Thursday, September 8, 2016

The Liberating Trap of Total Depravity


Early this week, when I read the lessons for this Sunday, I almost stopped with the collect. Before I had even made it to the first lesson, I was hooked. As is often the case, this week's collect is a tiny, largely unnoticed injection of good old-time theology into our worship. Will anyone hear it? Will the clergyperson even notice what she or he has said? I hope so.

"O God, because without you we are not able to please you..." BOOM! Stop right there. Don't go any further. Let the magnitude of those hopeful-because-they're-damning words sink in. We are not able to please God without God's help. Forget a fundamentalist preacher waiving his bible at the congregation, shouting out the dangers of sin and the certainty of hellfire. This is far more effective. This is subtle. This so simple it's complex. This is the human condition and God's grace all wrapped into one brief introductory clause.

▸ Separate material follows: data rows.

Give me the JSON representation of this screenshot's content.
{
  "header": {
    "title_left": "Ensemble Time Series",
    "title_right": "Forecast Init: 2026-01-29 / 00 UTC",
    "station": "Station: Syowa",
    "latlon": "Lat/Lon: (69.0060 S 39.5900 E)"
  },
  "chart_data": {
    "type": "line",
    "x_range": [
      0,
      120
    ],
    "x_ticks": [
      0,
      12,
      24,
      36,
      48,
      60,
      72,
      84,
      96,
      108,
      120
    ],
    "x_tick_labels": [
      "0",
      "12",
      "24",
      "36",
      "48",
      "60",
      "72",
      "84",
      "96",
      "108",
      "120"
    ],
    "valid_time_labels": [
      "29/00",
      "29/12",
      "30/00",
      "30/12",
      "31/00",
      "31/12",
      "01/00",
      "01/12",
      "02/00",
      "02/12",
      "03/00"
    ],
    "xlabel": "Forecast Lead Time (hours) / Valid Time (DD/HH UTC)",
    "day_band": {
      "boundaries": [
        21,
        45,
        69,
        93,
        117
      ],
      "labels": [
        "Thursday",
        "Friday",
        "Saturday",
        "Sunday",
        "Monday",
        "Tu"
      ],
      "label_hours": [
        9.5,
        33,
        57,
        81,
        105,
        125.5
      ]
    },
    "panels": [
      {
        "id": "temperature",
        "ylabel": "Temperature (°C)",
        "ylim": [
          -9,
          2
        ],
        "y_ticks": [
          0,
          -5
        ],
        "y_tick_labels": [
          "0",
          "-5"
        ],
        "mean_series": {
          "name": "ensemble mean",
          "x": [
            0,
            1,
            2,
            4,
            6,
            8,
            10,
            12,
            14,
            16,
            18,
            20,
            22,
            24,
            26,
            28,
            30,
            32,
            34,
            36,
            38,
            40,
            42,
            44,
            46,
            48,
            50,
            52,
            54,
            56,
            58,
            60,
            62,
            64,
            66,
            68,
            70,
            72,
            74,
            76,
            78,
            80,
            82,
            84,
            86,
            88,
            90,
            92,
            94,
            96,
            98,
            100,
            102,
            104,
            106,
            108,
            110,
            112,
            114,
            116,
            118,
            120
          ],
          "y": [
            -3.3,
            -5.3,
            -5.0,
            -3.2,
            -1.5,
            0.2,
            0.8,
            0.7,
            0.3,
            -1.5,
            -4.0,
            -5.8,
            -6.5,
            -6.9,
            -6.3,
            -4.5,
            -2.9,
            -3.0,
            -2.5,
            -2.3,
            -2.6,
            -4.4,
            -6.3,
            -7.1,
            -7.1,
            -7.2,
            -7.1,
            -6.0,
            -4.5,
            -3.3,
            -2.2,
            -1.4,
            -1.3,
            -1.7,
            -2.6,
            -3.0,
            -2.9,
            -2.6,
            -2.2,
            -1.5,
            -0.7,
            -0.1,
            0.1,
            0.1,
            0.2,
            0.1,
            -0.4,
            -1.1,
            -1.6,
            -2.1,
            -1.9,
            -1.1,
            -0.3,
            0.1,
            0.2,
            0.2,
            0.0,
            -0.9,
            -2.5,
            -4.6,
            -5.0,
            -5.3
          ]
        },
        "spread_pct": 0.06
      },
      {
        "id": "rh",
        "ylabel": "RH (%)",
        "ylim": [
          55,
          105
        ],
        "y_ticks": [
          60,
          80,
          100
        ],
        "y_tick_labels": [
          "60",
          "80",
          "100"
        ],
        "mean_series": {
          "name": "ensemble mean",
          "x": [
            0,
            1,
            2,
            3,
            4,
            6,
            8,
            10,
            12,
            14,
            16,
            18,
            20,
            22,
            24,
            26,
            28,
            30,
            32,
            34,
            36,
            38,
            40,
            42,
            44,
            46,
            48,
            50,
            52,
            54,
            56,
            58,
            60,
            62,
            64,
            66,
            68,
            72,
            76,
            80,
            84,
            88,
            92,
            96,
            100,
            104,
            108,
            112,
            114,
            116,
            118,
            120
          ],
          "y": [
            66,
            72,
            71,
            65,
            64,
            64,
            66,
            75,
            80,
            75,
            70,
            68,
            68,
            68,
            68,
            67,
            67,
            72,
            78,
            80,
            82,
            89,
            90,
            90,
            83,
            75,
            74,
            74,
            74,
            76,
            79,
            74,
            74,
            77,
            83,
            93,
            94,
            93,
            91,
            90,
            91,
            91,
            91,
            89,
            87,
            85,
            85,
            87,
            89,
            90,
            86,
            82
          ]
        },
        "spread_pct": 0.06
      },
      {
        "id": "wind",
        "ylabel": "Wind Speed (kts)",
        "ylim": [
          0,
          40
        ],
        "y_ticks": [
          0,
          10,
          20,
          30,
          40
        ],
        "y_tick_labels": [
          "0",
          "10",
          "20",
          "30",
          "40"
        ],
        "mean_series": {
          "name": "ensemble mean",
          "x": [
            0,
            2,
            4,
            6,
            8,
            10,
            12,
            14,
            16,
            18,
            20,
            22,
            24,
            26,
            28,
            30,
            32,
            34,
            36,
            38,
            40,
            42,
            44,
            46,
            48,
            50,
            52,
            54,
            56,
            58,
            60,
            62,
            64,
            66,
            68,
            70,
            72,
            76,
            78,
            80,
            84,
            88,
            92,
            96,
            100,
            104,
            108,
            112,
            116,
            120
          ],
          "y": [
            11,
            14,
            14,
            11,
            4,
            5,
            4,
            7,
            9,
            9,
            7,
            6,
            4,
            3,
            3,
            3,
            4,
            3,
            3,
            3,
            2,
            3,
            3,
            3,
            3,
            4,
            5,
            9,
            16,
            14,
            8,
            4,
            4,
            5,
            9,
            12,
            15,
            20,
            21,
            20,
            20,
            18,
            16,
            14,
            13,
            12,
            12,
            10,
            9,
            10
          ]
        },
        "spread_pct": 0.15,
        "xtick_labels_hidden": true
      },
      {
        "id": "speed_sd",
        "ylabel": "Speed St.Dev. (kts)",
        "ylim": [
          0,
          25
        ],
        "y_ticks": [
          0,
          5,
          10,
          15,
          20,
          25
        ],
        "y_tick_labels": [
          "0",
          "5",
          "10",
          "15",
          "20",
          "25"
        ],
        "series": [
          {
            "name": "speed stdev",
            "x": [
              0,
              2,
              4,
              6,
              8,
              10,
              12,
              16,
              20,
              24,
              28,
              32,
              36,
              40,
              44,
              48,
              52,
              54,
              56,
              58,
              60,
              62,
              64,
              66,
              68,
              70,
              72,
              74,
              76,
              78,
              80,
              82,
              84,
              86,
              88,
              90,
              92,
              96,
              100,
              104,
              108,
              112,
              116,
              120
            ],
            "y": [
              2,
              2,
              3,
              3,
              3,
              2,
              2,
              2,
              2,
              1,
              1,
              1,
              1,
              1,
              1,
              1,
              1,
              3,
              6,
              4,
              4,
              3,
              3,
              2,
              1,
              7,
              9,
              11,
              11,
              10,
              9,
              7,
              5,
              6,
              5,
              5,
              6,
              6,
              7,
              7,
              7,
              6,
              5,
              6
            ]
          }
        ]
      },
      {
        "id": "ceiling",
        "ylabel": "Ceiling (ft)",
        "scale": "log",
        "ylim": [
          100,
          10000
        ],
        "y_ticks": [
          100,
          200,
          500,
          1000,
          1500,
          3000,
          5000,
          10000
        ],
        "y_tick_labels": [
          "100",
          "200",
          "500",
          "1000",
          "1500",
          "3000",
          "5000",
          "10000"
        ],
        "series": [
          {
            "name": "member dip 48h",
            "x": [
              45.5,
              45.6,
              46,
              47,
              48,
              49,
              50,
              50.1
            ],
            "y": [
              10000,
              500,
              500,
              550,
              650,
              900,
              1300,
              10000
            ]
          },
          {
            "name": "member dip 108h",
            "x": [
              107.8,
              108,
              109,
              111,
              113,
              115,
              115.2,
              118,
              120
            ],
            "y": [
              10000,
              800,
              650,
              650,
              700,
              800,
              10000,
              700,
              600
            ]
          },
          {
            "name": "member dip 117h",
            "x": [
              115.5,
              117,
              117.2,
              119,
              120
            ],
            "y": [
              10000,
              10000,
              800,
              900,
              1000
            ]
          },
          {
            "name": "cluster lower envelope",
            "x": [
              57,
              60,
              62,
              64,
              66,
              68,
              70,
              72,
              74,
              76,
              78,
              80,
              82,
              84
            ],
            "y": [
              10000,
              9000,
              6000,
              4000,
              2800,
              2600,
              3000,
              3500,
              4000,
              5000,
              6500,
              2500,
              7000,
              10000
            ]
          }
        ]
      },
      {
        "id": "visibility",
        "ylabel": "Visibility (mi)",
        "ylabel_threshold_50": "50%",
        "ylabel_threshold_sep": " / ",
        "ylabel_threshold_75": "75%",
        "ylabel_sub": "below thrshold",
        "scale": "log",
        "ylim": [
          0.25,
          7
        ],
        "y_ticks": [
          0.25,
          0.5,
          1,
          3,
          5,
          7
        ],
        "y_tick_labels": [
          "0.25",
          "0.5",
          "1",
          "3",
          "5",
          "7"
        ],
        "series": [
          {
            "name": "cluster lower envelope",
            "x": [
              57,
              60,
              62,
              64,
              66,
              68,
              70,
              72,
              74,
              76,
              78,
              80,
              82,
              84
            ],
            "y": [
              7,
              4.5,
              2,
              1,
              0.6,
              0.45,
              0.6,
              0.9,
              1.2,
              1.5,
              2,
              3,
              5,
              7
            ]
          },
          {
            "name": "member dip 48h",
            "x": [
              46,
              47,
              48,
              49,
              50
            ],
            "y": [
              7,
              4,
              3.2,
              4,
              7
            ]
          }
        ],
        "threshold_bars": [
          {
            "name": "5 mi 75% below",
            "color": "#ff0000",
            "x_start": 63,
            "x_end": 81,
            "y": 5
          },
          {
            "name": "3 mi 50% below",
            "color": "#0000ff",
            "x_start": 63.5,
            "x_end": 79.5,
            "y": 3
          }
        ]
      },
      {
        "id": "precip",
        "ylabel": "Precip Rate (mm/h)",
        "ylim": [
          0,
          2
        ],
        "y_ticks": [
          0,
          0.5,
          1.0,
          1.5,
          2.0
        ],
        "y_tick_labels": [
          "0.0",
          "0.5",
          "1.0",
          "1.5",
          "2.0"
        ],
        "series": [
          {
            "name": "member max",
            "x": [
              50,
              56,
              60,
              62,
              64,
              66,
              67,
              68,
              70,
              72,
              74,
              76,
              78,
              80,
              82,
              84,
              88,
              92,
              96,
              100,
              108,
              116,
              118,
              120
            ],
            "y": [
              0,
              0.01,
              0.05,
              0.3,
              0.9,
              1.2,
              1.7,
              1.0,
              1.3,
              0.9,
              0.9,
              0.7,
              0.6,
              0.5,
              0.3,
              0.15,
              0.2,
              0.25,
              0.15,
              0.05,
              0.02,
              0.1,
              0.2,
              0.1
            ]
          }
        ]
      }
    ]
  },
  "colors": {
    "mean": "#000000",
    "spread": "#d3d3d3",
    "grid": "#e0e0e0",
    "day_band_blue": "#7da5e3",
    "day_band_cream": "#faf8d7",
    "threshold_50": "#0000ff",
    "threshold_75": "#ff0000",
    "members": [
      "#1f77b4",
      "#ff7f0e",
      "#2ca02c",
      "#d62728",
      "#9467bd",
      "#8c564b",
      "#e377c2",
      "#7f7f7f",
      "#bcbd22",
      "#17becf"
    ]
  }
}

We are not able to please God without God's help. So where does religion even start? Meaningful, hopeful religion is not nor can ever be humanity's attempt to bridge the gap between itself and the divine. That effort is doomed to fail. Always. See the tower of Babel. See the golden calf. See Jesus' cleansing of the temple. Real religion--Christian or otherwise--must be premised upon a gift from God. It must be God's initiative. It can only come at God's invitation. God speaks and gifts us with the possibility of pleasing God and, thus, finding the true meaning and direction for our life. This is the foundation upon which right religion must be built--God enabling humanity to please God. If that isn't good news, I don't know what is.

Why is that good news? Because once we realize that the possibility of pleasing God is only enabled through God's help we discover that we aren't in this by ourselves--that it isn't up to us to get it right. Thanks be to God! I don't know about you, but I'm tired of going on first dates...and I haven't been on one in fifteen years! I want and need someone who loves me even though I'm certain to screw it all up time and time again despite my best (and sometimes not my best) efforts. If it's up to me to make anyone--especially God--happy with me, I'm sunk before I even start. But thanks be to God that God knows that, accepts that, and enables that inability and insufficiency to be transcended by his grace.

Unless we accept this as our starting point--that a positive relationship with God is only possible through God's help--we're stuck in the trap of trying harder with no way out. That is our trap--our efforts can't get us out--but starting in that spot is what makes it possible to know that we are loved beyond our efforts. That's grace. That's the gospel.